Question

What is the value of the ratio\( \frac{\text{Area of the hexagon}}{\text{Area of the grey triangle}}\)?

Hint:

For geometry problems involving regular polygons, decomposing the shape into smaller, simpler shapes (like equilateral triangles in a hexagon) is a very effective strategy. Also, using a coordinate system can simplify area and length calculations.

Answer 1

Step 1: Understanding the Concept:
The problem requires finding the ratio of the area of a regular hexagon to the area of a specific triangle inscribed within it. A regular hexagon can be divided into six identical equilateral triangles meeting at its center. This property is key to solving the problem.
Step 2: Key Formula or Approach:
Let the side length of the regular hexagon be \(s\).
The area of a regular hexagon is given by the area of six equilateral triangles with side \(s\).
Area of one equilateral triangle = \(\frac{\sqrt{3}}{4}s^2\).
Area of Hexagon = \(6 \times \frac{\sqrt{3}}{4}s^2 = \frac{3\sqrt{3}}{2}s^2\).
We will find the area of the grey triangle by identifying its base and height in terms of \(s\).
Step 3: Detailed Explanation:


Identify the vertices of the triangle: Let the vertices of the hexagon be A, B, C, D, E, F in a counter-clockwise direction. Based on the drawing, the vertices of the grey triangle can be identified as A, B, and D.
Calculate the area of the grey triangle (ABD):

Let's place the hexagon in a coordinate system with its center at the origin (0,0) and vertex D at (-s, 0).
The coordinates of the vertices would be: D(-s, 0), E(-s/2, -s\(\sqrt{3}\)/2), F(s/2, -s\(\sqrt{3}\)/2), A(s, 0), B(s/2, s\(\sqrt{3}\)/2), C(-s/2, s\(\sqrt{3}\)/2).
The base of the triangle ABD is the line segment AD, which is the main diagonal of the hexagon. Its length is \(2s\).
The height of the triangle with respect to the base AD is the perpendicular distance from vertex B to the line AD (the x-axis). This is the y-coordinate of B, which is \(\frac{s\sqrt{3}}{2}\).
The area of triangle ABD is: \[ \text{Area}_{\text{triangle}} = \frac{1}{2} \times \text{base} \times \text{height} = \frac{1}{2} \times (2s) \times \left(\frac{s\sqrt{3}}{2}\right) = \frac{s^2\sqrt{3}}{2} \]

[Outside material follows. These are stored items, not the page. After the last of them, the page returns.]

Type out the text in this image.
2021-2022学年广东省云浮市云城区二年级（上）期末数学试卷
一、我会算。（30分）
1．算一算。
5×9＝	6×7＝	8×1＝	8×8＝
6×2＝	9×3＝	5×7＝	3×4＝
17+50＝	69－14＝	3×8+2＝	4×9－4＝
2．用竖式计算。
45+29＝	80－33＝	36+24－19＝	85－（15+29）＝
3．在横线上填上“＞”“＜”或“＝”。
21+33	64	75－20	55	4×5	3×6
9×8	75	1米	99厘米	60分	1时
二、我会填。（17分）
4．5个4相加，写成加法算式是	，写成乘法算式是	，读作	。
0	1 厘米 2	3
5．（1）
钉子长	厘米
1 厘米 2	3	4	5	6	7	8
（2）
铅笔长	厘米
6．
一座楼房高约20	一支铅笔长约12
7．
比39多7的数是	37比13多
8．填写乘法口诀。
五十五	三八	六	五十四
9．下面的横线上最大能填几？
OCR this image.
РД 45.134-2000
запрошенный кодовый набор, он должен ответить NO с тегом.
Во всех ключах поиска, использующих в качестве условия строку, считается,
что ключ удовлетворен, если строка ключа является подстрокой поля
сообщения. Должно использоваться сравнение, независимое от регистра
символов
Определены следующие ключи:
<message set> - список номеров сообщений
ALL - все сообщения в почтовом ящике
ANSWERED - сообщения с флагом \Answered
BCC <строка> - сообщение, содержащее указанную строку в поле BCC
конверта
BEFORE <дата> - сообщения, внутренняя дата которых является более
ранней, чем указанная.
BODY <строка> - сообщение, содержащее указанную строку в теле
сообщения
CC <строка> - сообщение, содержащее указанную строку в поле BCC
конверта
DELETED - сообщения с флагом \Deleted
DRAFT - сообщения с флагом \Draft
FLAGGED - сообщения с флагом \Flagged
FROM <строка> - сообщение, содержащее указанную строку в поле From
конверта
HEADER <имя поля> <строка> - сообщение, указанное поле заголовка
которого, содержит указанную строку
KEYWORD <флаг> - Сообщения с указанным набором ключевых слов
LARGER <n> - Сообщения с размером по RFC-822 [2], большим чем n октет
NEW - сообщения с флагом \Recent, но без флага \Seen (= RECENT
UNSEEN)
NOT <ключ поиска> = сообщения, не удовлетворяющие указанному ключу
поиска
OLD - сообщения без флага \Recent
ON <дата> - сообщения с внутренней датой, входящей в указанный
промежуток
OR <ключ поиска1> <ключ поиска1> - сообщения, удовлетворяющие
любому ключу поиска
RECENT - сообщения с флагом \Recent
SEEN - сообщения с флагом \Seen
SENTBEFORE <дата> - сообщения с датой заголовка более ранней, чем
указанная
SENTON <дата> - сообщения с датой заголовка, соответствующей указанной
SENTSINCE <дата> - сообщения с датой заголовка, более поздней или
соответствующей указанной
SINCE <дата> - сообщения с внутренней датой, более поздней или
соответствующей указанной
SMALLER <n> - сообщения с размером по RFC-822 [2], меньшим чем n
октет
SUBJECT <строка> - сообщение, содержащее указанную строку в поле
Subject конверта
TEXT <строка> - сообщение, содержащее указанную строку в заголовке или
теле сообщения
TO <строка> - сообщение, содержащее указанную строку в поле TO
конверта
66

Calculate the ratio: \[ \text{Ratio} = \frac{\text{Area of the hexagon}}{\text{Area of the grey triangle}} = \frac{\frac{3\sqrt{3}}{2}s^2}{\frac{\sqrt{3}}{2}s^2} = 3 \]
Alternatively, the area of the grey triangle (\(\frac{s^2\sqrt{3}}{2}\)) is equal to the area of two of the small equilateral triangles that make up the hexagon ( \(2 \times \frac{\sqrt{3}}{4}s^2\) ). Since the hexagon is made of 6 such triangles, the ratio is \(6/2 = 3\).
Step 4: Final Answer:
The ratio of the area of the hexagon to the area of the grey triangle is 3.